What did @belindashipman actually say?
Shipman's core argument is that HRT alone won't solve weight gain or hormonal symptoms. She takes progesterone and testosterone because she has excess estrogen, something she discovered through blood testing. She links progesterone deficiency to mood issues, credits strength training with managing estrogen, and recommends glucose management and creatine as lifestyle support. Her repeated point: "do not think HRT is just gonna solve your fucking problems."
She also plugs a book called The Glucose Revolution and says she starts her day with vegetables and eggs rather than anything sweet. She frames all of this as experience-led, not protocol-driven, which is honest but also worth scrutinizing.
Does the science back this up?
More than you'd expect from a casual Instagram video. The claim that HRT requires lifestyle support is well-documented. Resistance training genuinely affects estrogen metabolism, and progesterone does play a significant role in mood regulation.
The progesterone-mood connection she describes is real. Low progesterone is associated with increased anxiety, irritability, and sleep disruption, partly through its conversion to allopregnanolone, a neurosteroid that modulates GABA receptors. Freeman et al. (2011, Menopause) found progesterone deficiency correlates with mood dysregulation in perimenopausal women independent of estrogen levels.
On strength training and estrogen: resistance exercise does influence circulating estrogen, particularly in postmenopausal women, through effects on adipose tissue and aromatase activity. Schmitz et al. (2005, Cancer Epidemiology, Biomarkers and Prevention) found that strength training reduced estradiol levels in overweight postmenopausal women. Her claim holds up.
Creatine is also increasingly studied in women for cognitive and muscle function. Smith-Ryan et al. (2021, Nutrients) found creatine supplementation supported lean mass and cognitive performance in women, particularly around menopause.
What did she get wrong (or right)?
She got the big picture right. HRT is not a replacement for lifestyle intervention. That is not a controversial position among endocrinologists, and it's good to hear it said plainly in a space full of hormone-optimization content that oversells the fix.
Her claim that "nine times out of 10" if you feel "bad shit fucking crazy, it's your progesterone" is where things get loose. That's a sweeping ratio with no clinical basis. Mood disruption in perimenopause involves estrogen fluctuation, cortisol dysregulation, sleep deprivation, thyroid changes, and life stress. Reducing it to progesterone most of the time oversimplifies a complex picture and could lead someone to push for progesterone therapy when they need a different workup entirely.
She also recommends The Glucose Revolution without caveats. Jessie Inchauspé's glucose-spiking framework has some useful ideas but is not peer-reviewed guidance. Treating it as protocol is a stretch.
To her credit, she repeatedly tells people to get blood work and see a hormone specialist.
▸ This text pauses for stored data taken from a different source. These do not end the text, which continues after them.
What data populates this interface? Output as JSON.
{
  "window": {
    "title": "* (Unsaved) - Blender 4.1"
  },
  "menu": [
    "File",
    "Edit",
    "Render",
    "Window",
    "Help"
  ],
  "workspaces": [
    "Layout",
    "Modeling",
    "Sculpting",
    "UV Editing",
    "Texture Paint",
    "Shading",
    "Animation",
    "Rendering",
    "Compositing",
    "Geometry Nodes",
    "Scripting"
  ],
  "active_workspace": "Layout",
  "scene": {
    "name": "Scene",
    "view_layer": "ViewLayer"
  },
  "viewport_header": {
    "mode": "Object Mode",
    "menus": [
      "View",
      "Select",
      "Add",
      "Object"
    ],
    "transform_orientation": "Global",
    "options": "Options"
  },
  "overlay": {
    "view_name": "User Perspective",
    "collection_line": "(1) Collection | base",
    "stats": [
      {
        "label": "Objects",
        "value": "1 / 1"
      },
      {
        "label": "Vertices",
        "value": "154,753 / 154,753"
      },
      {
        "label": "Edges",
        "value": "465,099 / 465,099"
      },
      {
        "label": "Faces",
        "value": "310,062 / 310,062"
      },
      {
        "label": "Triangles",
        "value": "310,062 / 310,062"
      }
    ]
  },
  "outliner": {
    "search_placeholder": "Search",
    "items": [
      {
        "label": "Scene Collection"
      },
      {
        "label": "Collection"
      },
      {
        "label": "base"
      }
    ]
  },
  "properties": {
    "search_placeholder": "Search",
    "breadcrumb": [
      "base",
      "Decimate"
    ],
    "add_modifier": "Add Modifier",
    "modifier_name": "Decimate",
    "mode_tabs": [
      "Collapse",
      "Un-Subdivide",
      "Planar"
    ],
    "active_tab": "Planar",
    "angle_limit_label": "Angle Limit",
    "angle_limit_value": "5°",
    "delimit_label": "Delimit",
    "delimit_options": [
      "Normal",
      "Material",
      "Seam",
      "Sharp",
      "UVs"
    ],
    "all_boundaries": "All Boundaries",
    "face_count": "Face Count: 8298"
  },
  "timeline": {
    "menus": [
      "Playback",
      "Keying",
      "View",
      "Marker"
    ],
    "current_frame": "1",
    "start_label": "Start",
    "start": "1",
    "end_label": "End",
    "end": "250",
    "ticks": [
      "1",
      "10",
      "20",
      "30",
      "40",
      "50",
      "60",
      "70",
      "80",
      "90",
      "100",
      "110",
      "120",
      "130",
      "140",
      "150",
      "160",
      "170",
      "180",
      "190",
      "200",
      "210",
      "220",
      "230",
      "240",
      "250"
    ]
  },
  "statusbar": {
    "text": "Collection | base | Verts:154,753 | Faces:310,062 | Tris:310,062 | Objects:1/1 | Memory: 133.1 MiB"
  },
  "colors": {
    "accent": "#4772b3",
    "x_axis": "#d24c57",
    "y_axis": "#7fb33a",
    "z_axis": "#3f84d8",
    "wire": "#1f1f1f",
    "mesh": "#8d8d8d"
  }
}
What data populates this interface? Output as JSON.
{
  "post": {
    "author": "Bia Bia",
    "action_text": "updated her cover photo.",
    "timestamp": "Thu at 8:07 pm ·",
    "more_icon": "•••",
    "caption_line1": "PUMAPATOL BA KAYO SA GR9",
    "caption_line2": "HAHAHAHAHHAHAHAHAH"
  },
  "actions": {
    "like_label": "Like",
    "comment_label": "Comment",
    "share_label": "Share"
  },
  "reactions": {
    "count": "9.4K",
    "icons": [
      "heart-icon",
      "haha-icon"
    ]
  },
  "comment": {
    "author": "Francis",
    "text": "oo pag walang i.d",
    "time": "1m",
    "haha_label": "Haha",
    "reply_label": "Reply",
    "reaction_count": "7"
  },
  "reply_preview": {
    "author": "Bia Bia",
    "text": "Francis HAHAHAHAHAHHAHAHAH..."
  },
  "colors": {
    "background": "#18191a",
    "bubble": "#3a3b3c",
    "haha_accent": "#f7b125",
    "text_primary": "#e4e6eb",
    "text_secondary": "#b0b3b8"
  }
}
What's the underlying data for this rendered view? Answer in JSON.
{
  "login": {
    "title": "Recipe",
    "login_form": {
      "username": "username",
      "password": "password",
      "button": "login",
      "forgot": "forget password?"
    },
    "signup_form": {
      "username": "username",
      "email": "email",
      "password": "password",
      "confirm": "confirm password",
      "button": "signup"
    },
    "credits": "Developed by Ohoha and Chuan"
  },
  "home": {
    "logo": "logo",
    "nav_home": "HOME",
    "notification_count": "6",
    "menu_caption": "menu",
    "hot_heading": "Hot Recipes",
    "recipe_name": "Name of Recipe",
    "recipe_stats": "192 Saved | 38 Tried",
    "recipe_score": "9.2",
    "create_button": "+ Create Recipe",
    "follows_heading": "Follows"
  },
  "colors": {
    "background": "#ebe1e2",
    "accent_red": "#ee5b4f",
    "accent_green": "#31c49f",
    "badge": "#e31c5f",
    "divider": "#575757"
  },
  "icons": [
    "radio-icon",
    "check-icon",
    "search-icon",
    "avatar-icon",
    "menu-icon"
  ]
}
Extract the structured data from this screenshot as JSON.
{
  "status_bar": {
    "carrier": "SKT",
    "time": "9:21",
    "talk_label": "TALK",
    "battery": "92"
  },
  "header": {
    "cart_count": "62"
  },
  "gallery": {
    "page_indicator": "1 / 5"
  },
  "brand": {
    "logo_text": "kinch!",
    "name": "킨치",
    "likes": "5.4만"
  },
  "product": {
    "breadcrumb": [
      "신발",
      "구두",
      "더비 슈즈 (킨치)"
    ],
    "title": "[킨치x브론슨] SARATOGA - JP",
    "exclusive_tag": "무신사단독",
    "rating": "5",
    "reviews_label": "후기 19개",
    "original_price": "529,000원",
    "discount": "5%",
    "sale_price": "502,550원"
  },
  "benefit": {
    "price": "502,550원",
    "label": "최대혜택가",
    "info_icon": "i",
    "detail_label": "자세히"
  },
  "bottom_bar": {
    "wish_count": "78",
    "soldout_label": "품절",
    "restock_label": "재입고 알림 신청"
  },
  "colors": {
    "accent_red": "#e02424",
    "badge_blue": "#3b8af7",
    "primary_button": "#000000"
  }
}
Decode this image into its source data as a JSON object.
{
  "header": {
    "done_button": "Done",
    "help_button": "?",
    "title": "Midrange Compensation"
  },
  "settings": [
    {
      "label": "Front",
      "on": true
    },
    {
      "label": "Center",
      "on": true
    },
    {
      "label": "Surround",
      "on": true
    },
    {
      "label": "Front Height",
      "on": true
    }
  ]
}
That's the right call, and it offsets some of the looser claims.
What should you actually know?
If you are perimenopausal or postmenopausal and dealing with weight gain, mood shifts, or fatigue, blood testing is the right starting point. But testing is only useful if interpreted by someone qualified. Estrogen dominance is a real clinical pattern, but it's diagnosed through the ratio of estrogen to progesterone alongside symptoms, not estrogen levels alone.
Testosterone therapy for women remains an area where prescribing is largely off-label in many countries. It can help with libido, energy, and muscle mass, but dosing matters significantly. Women need far lower doses than men, and unsupervised supplementation carries real risks including androgenic side effects.
Progressive overload strength training has solid evidence for bone density, metabolic health, and body composition in women over 40. Lowe et al. (2010, Journal of Bone and Mineral Research) confirmed resistance training preserves bone mineral density in postmenopausal women. This is one of the most reliably supported interventions available, and Shipman is right to lead with it.